COLUMBIA, Mo. -- Amid mounting public speculation and leaked candidate names, University of Missouri officials remained mum Thursday about the search for the system's next president.
Curators interrupted their regularly scheduled meeting on the Columbia campus for an unannounced closed session about the next presidential hire. They also are scheduled to meet behind closed doors this afternoon to discuss the confidential search.
Earlier, the system's interim president suggested that curators expect to settle on their choice before they leave town, though it was unclear if the board planned to immediately disclose its selection.
"We should know something tomorrow," interim president Gordon Lamb told The Associated Press at the start of the two-day meeting at the University of Missouri-Columbia.
Lamb later said he had been mischaracterized, and that curators had no official time frame for picking a new leader.
The Kansas City Star, citing three unnamed sources, reported Thursday that New Jersey business executive Terry Sutter is the leading candidate to oversee the four-campus system.
Sutter, a former president of Tyco Plastics & Adhesives, graduated from the Columbia campus in 1984 with a bachelor's degree in chemical engineering. He was replaced as Tyco president one year ago after a private investment firm purchased the company and changed its name to Covalence Specialty Materials.
The company bills itself as the world's largest maker of plastic garbage bags and duct tape.
Sutter, 49, previously spent two years as president of Cytec Industries' specialty chemical division and was president of industry solutions for Honeywell/Allied Signal. He did not return telephone calls to his Chester, N.J., home seeking comment.
Sutter joins Rep. Kenny Hulshof, a Republican who lives in Columbia and is an alumnus of the flagship campus, as one of three finalists for the job. Hulshof acknowledged last week that he's a contender.
The third possible candidate, according to published reports, is bond fund executive William Thompson Jr., a 1968 civil engineering graduate of the Columbia campus who runs Pacific Investment Management Co., also known as PIMCO. Thompson has not returned repeated calls for comment to his home and office, both in Newport Beach, Calif.

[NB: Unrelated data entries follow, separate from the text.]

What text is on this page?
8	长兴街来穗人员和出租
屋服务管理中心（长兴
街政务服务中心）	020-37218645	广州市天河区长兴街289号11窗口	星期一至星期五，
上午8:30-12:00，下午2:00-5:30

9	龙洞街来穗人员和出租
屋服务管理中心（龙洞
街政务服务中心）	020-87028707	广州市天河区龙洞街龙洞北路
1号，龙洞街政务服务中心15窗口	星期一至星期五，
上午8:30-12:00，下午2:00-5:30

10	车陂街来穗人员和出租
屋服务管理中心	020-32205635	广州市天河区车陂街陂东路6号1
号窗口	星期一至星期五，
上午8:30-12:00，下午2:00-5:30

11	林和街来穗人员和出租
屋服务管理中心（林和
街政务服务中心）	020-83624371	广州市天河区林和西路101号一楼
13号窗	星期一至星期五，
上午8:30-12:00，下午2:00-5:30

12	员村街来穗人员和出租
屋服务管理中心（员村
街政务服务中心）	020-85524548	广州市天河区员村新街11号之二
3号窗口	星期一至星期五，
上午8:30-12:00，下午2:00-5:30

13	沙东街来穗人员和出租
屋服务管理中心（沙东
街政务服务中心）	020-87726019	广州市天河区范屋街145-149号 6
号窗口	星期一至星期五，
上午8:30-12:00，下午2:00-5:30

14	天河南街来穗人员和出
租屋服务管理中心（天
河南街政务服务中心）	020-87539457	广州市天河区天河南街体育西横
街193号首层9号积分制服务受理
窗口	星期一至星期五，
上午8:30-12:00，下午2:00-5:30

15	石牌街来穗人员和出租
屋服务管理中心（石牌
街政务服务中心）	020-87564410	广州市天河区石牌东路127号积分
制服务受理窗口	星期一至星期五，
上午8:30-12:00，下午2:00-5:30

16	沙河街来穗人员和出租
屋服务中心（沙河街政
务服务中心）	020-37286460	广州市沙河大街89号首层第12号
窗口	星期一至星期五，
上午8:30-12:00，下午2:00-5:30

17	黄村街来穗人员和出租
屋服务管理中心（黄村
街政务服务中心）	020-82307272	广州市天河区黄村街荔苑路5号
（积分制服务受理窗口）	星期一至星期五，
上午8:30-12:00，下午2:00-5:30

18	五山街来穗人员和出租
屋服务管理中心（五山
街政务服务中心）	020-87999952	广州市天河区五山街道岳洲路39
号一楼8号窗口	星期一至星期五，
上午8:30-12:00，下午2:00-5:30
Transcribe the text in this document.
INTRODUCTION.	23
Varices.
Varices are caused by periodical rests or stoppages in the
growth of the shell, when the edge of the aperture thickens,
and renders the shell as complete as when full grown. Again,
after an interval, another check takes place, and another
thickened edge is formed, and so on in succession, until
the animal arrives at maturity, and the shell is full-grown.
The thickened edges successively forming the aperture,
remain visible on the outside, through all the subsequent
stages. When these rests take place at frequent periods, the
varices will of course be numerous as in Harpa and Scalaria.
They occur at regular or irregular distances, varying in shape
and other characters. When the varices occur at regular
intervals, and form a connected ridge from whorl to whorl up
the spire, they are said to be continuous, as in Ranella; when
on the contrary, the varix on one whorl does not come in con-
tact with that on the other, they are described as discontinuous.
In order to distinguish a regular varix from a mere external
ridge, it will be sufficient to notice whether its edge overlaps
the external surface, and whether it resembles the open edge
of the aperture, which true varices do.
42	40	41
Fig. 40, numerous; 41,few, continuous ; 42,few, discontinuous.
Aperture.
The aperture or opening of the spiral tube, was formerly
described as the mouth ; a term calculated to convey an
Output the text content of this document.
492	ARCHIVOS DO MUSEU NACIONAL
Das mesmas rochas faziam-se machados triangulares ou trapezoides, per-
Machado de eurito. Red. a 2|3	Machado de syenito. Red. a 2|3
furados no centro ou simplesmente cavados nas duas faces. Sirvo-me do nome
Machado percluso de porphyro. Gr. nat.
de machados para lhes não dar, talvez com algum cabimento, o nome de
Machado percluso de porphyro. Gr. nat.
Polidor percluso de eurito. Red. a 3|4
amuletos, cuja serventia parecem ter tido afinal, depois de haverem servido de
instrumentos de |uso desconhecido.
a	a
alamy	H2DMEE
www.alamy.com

The curator meeting follows interviews with three finalists in St. Louis last week by a 19-member advisory panel of professors, alumni, students, retirees and nonfaculty employees from the Rolla, Kansas City, St. Louis and Columbia campuses.
On Thursday, university spokesman Scott Charton said that no announcement regarding the new president is planned. However, employees in the university's communications department were told to keep sound, lighting and video equipment nearby in case of a last-minute news conference.
The apparent selection of three finalists with no background in higher education administration is consistent with previous comments by curators that they would seek nontraditional candidates from beyond academia.
Curators hoped that keeping the names of candidates to replace Elson Floyd as leader of the four-campus system under wraps would lead to a smooth succession. Candidates who didn't want to jeopardize their current jobs demanded such confidentiality, according to curators and search consultant Jerry Baker.
Floyd left Columbia in April after announcing late last year his plans to become president of Washington State University.